For 1983, the Aronow boat was reworked powered with four V-8 Johnson outboard motors and entered as U-19 "Don Aronow and Gary Garbrecht's USA Racing Team.” While the boat was slower in a straight line than before, it carried better corner speed, and driven by outboard champion “Jimbo” McConnell, it placed second in the UIM World Championship Race held on Clear Lake near Houston, Texas. The boat subsequently dropped off the APBA unlimited hydroplane racing circuit and its current whereabouts are unknown. Aronow was murdered in 1987 by Ben Kramer who had purchased the USA Racing Team business from Aronow.

Also in 1987, Jerry Schoenith of the famed Detroit unlimited hydroplane racing family started the Automotive Thunderboat Association for 28-foot long boats retrofitted with automotive engines, but the series only lasted one season.  In 1991, the APBA Unlimited Racing Commission created an “Unlimited Reciprocating Class” for boats powered by multiple automotive engines, but only “UR” boat showed up to race during the 1992 season and the "UR" experiment ended.
drawing of a Rolls-Royce Griffon engine


 
The thundering piston engines which lasted in hydroplane racing until the late 1980’s with experimentation with fuel injection, fuel additives, nitrous oxide, added turbochargers and multiple speed gearboxes. Some teams used the Rolls-Royce “Griffon,” a relatively rare 2,240-cubic inch aircraft V-12 that featured a two-stage, three-speed supercharger.  Eventually though these monster engines were replaced by the “whoosh” of a turbine engine. Modern hydroplane race boats are powered by a single Lycoming T55 L7C turbine engine originally used in Chinook helicopters connected to single speed reduction gearboxes.

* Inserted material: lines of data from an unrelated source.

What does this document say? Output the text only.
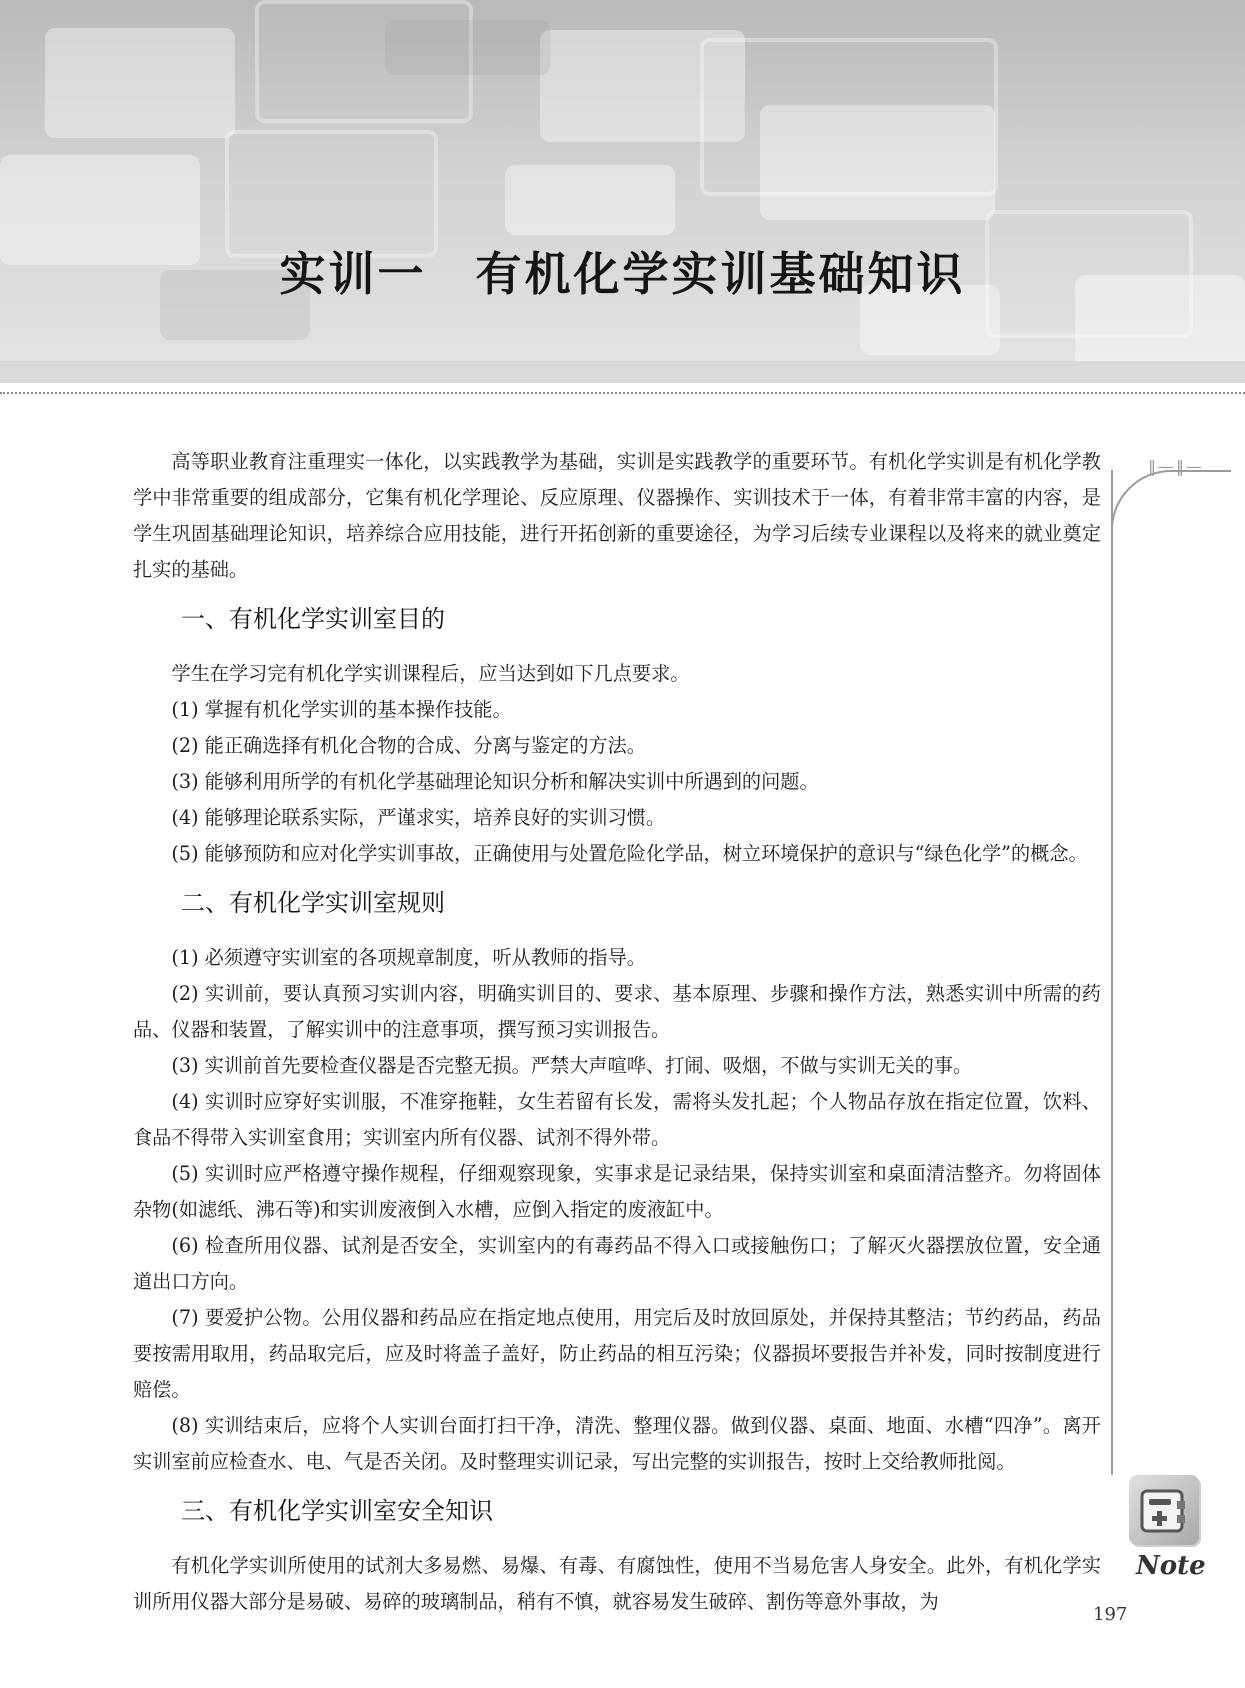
实训一　有机化学实训基础知识
‖—‖—
Note

高等职业教育注重理实一体化，以实践教学为基础，实训是实践教学的重要环节。有机化学实训是有机化学教学中非常重要的组成部分，它集有机化学理论、反应原理、仪器操作、实训技术于一体，有着非常丰富的内容，是学生巩固基础理论知识，培养综合应用技能，进行开拓创新的重要途径，为学习后续专业课程以及将来的就业奠定扎实的基础。

一、有机化学实训室目的

学生在学习完有机化学实训课程后，应当达到如下几点要求。

(1) 掌握有机化学实训的基本操作技能。

(2) 能正确选择有机化合物的合成、分离与鉴定的方法。

(3) 能够利用所学的有机化学基础理论知识分析和解决实训中所遇到的问题。

(4) 能够理论联系实际，严谨求实，培养良好的实训习惯。

(5) 能够预防和应对化学实训事故，正确使用与处置危险化学品，树立环境保护的意识与“绿色化学”的概念。

二、有机化学实训室规则

(1) 必须遵守实训室的各项规章制度，听从教师的指导。

(2) 实训前，要认真预习实训内容，明确实训目的、要求、基本原理、步骤和操作方法，熟悉实训中所需的药品、仪器和装置，了解实训中的注意事项，撰写预习实训报告。

(3) 实训前首先要检查仪器是否完整无损。严禁大声喧哗、打闹、吸烟，不做与实训无关的事。

(4) 实训时应穿好实训服，不准穿拖鞋，女生若留有长发，需将头发扎起；个人物品存放在指定位置，饮料、食品不得带入实训室食用；实训室内所有仪器、试剂不得外带。

(5) 实训时应严格遵守操作规程，仔细观察现象，实事求是记录结果，保持实训室和桌面清洁整齐。勿将固体杂物(如滤纸、沸石等)和实训废液倒入水槽，应倒入指定的废液缸中。

(6) 检查所用仪器、试剂是否安全，实训室内的有毒药品不得入口或接触伤口；了解灭火器摆放位置，安全通道出口方向。

(7) 要爱护公物。公用仪器和药品应在指定地点使用，用完后及时放回原处，并保持其整洁；节约药品，药品要按需用取用，药品取完后，应及时将盖子盖好，防止药品的相互污染；仪器损坏要报告并补发，同时按制度进行赔偿。

(8) 实训结束后，应将个人实训台面打扫干净，清洗、整理仪器。做到仪器、桌面、地面、水槽“四净”。离开实训室前应检查水、电、气是否关闭。及时整理实训记录，写出完整的实训报告，按时上交给教师批阅。

三、有机化学实训室安全知识

有机化学实训所使用的试剂大多易燃、易爆、有毒、有腐蚀性，使用不当易危害人身安全。此外，有机化学实训所用仪器大部分是易破、易碎的玻璃制品，稍有不慎，就容易发生破碎、割伤等意外事故，为

197
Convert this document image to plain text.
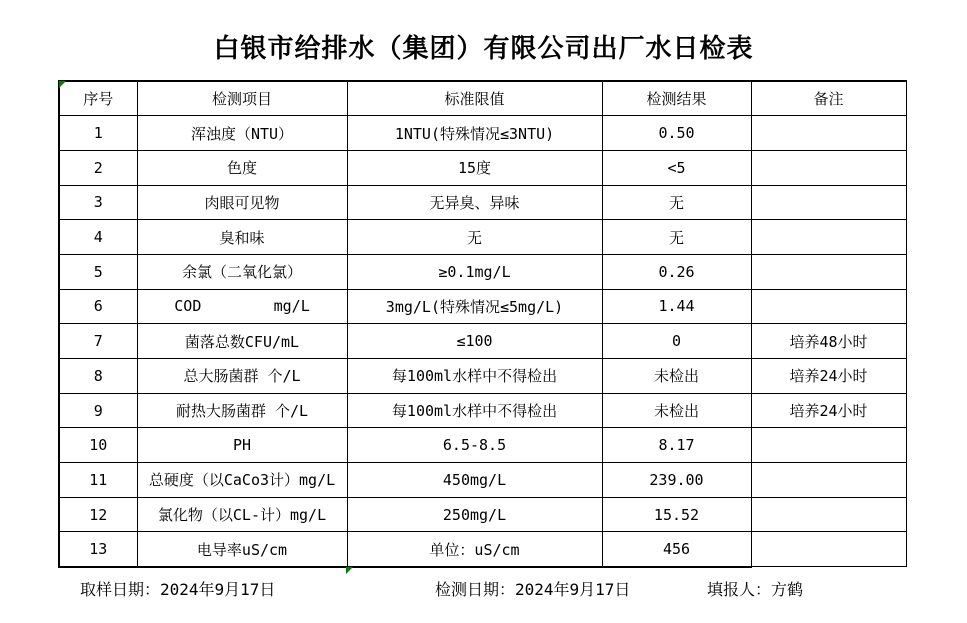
白银市给排水（集团）有限公司出厂水日检表
序号	检测项目	标准限值	检测结果	备注
1	浑浊度（NTU）	1NTU(特殊情况≤3NTU)	0.50	
2	色度	15度	<5	
3	肉眼可见物	无异臭、异味	无	
4	臭和味	无	无	
5	余氯（二氧化氯）	≥0.1mg/L	0.26	
6	COD        mg/L	3mg/L(特殊情况≤5mg/L)	1.44	
7	菌落总数CFU/mL	≤100	0	培养48小时
8	总大肠菌群 个/L	每100ml水样中不得检出	未检出	培养24小时
9	耐热大肠菌群 个/L	每100ml水样中不得检出	未检出	培养24小时
10	PH	6.5-8.5	8.17	
11	总硬度（以CaCo3计）mg/L	450mg/L	239.00	
12	氯化物（以CL-计）mg/L	250mg/L	15.52	
13	电导率uS/cm	单位：uS/cm	456	
取样日期：2024年9月17日	检测日期：2024年9月17日	填报人：方鹤
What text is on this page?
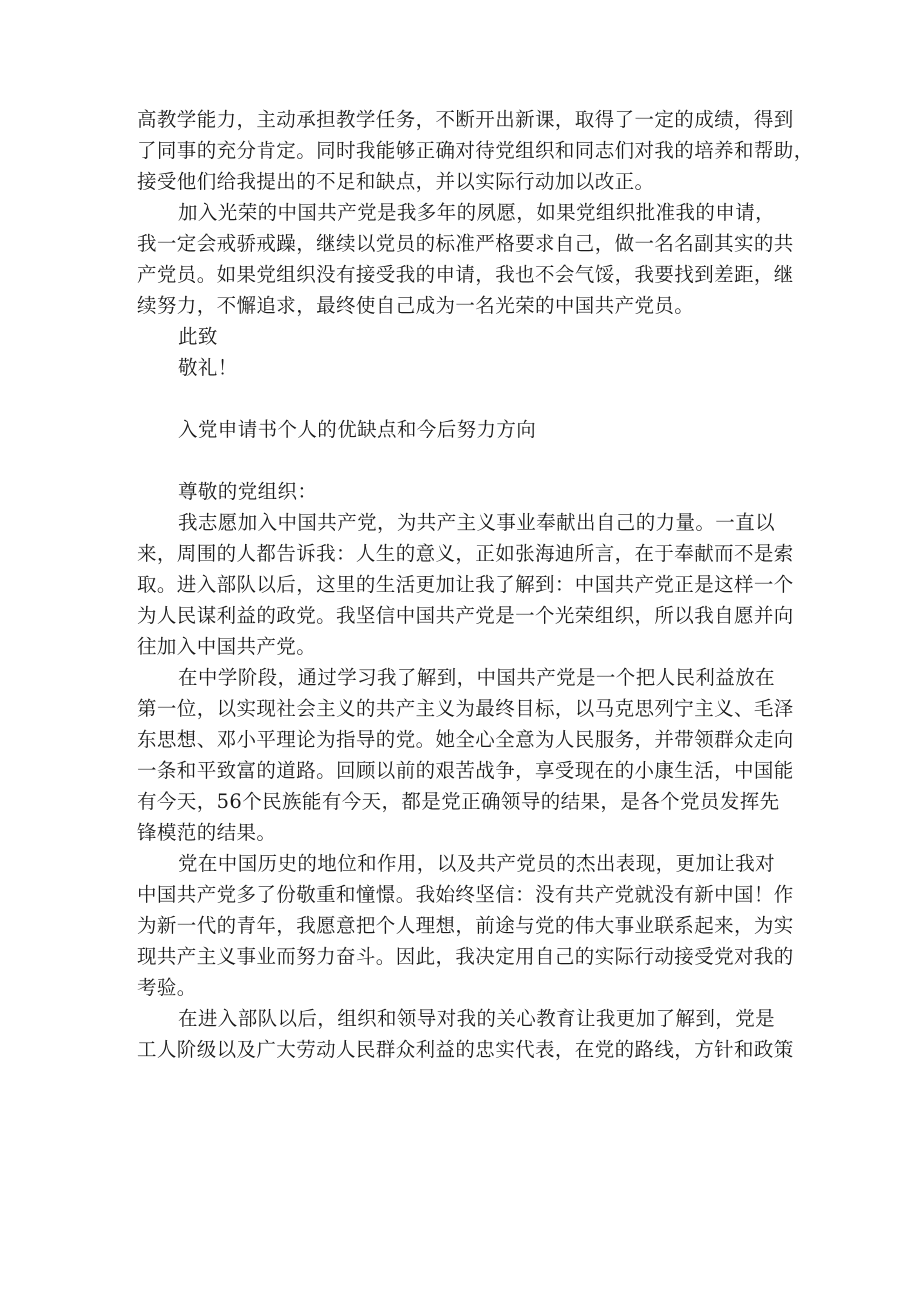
高教学能力，主动承担教学任务，不断开出新课，取得了一定的成绩，得到
了同事的充分肯定。同时我能够正确对待党组织和同志们对我的培养和帮助，
接受他们给我提出的不足和缺点，并以实际行动加以改正。
加入光荣的中国共产党是我多年的夙愿，如果党组织批准我的申请，
我一定会戒骄戒躁，继续以党员的标准严格要求自己，做一名名副其实的共
产党员。如果党组织没有接受我的申请，我也不会气馁，我要找到差距，继
续努力，不懈追求，最终使自己成为一名光荣的中国共产党员。
此致
敬礼！
入党申请书个人的优缺点和今后努力方向
尊敬的党组织：
我志愿加入中国共产党，为共产主义事业奉献出自己的力量。一直以
来，周围的人都告诉我：人生的意义，正如张海迪所言，在于奉献而不是索
取。进入部队以后，这里的生活更加让我了解到：中国共产党正是这样一个
为人民谋利益的政党。我坚信中国共产党是一个光荣组织，所以我自愿并向
往加入中国共产党。
在中学阶段，通过学习我了解到，中国共产党是一个把人民利益放在
第一位，以实现社会主义的共产主义为最终目标，以马克思列宁主义、毛泽
东思想、邓小平理论为指导的党。她全心全意为人民服务，并带领群众走向
一条和平致富的道路。回顾以前的艰苦战争，享受现在的小康生活，中国能
有今天，56个民族能有今天，都是党正确领导的结果，是各个党员发挥先
锋模范的结果。
党在中国历史的地位和作用，以及共产党员的杰出表现，更加让我对
中国共产党多了份敬重和憧憬。我始终坚信：没有共产党就没有新中国！作
为新一代的青年，我愿意把个人理想，前途与党的伟大事业联系起来，为实
现共产主义事业而努力奋斗。因此，我决定用自己的实际行动接受党对我的
考验。
在进入部队以后，组织和领导对我的关心教育让我更加了解到，党是
工人阶级以及广大劳动人民群众利益的忠实代表，在党的路线，方针和政策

The modern turbine produced 650 horsepower from the factory and weighs just 830 pounds and runs on Jet-A (kerosene) fuel, although H1 Unlimited rules still allow the use of a single aircraft-type engine of 2250 cubic inches displacement or any number of automobile-type engines are allowed, no one has experimented with automotive type engines in the class since 1993.

 
photo courtesy of H1 Unlimited

In a way, one can say that the change in hydroplane racing occurred mirrored exactly by a few years what Andy Granatelli had hoped would happen at the Indianapolis Motor Speedway after the 1967 and 1968 500-mile races, as modern turbine engines replaced old technology. As the old ‘railbirds” did with the day-glo red STP “whooshmobiles,” hydroplane purists complain that the modern hydroplanes lack the thundering exhaust sound that marked the glory days.